Yesterday
Yesterday
the book of your life arrived.
You're three years dead.
The author began the story
while you still had breath.
I am scarcely mentioned.
The first time we met
I showed you how to crush aspirin
in the bowl of a spoon,
inserting it through the wires
that held your broken jaw
as if I was feeding a baby.
This was at Mal's.
He showed you my poems.
You told me, 'Make the pauses
where the breath would naturally pause
if you were speaking it.
Shelley and Keats did that.'
I could go on listing anecdotes
piled up over twenty years.
But everyone has many yarns
of you, troubadour,
and most remain untold
except when old friends gather.
It's true I was not central
to your tale. Others, closer,
are also reduced to a line.
She has the essentials.
Still I find it strange
that you are dead and I'm gone.
7/9/07
Poems from a Peach Melba Hat
Poems from a Peach Melba Hat
for its author, Shelton Lea (1946-2005)
I was tiny Abalone Press
operating alone from home
in the hours my kids were at school;
funded by Bill's diving money,
hence the name.
And it had a name by then.
You touted for ads for the end-papers,
a 19th Century practice you revived,
joyful to demonstrate
self-funding for poetry presses.
But two of the seven ads
were Bill's and mine, ah well,
and one was your partner Christine's.
You wanted a matte pink board,
a delicate shade. You wanted
Joy Hester's painting
'Head of a Woman with Hat',
her splendid skewiff dignity
on your front cover. You got it.
And on the back 'Chloe'
the famous nude
from Young & Jackson's bar
with you, larrikin dandy,
perched on the brass railing
protecting her frame.
The tenth Muse, you called her.
You came for two days
to consult on the layout
and stayed two weeks with pleurisy.
You thought to go straight back home,
all day on the rattly Gippsland train.
You thought it was just a cough.
Convalescent, you yarned with my boys,
explaining the shape of a fugue
and the reasons crime doesn't pay.
On both you were well-informed.
You were funny and wise
and you heard them.
They never forgot.
We argued over apostrophes.
Now I'd have let you leave them out,
but that was twenty-seven years ago.
I missed one, reading 'julias' –
personal name for a lawn, how quaint.
Till I heard you, too late, reciting 'julia's lawn'.

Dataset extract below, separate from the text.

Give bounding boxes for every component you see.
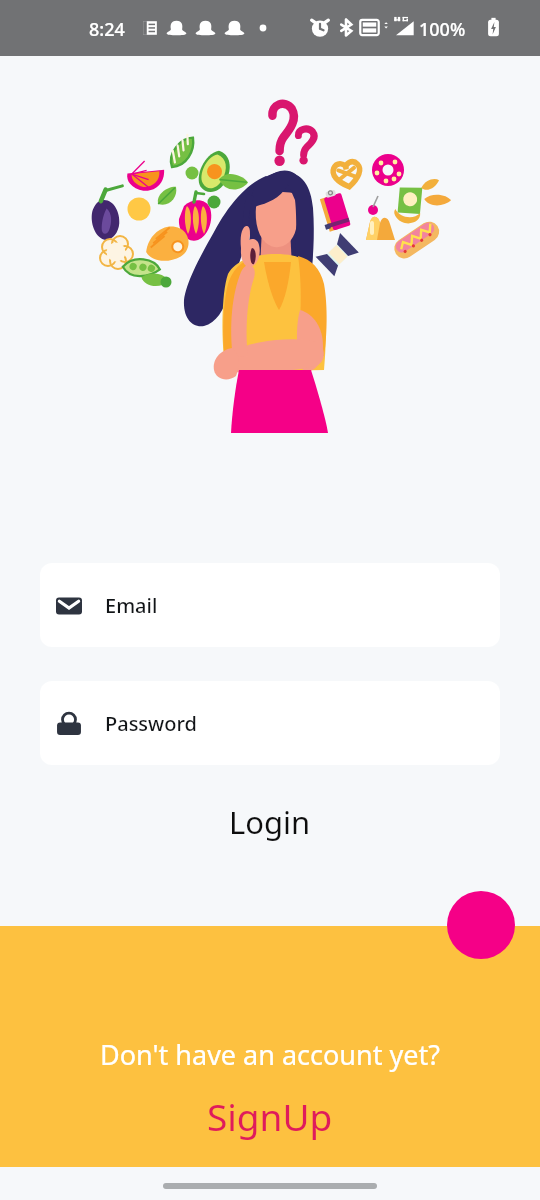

Some of the Establishment scoffed
at the excellent reviews,
insinuating partiality.
The street-wild poet, the very small press.
Who could praise so highly
and not be swayed
by friendship or even lust?
We dressed very fine for the dinner,
the Victorian Premier's Literary Awards.
You were short-listed for two:
Poetry and Australiana. No,
you didn't win. But the reviewers beamed
most politely on those who'd sneered.
Three years ago now, a boarder
stole my only copy when he left;
inscribed of course. My son David
found me another, signed,
in a second-hand bookshop.
I open it up. It begins:
'the day was fifteen bright balloons'.
It ends with the line,
'beware the greed of time.'
Somewhere in the middle
you're coming out of prison
on a winter day, hearing the Beatles:
'love, love me do.' And we do.
Published All Travellers We (Montmorency, Vic., Eaglemont Press, 2007.)
Oh Rosemary, these are both so touching. What a lovely tribute. I am so intrigued by these stories of him.I just know there are so many more and that they would make me laugh.
ReplyDeleteLaugh and cry, and enter into another world!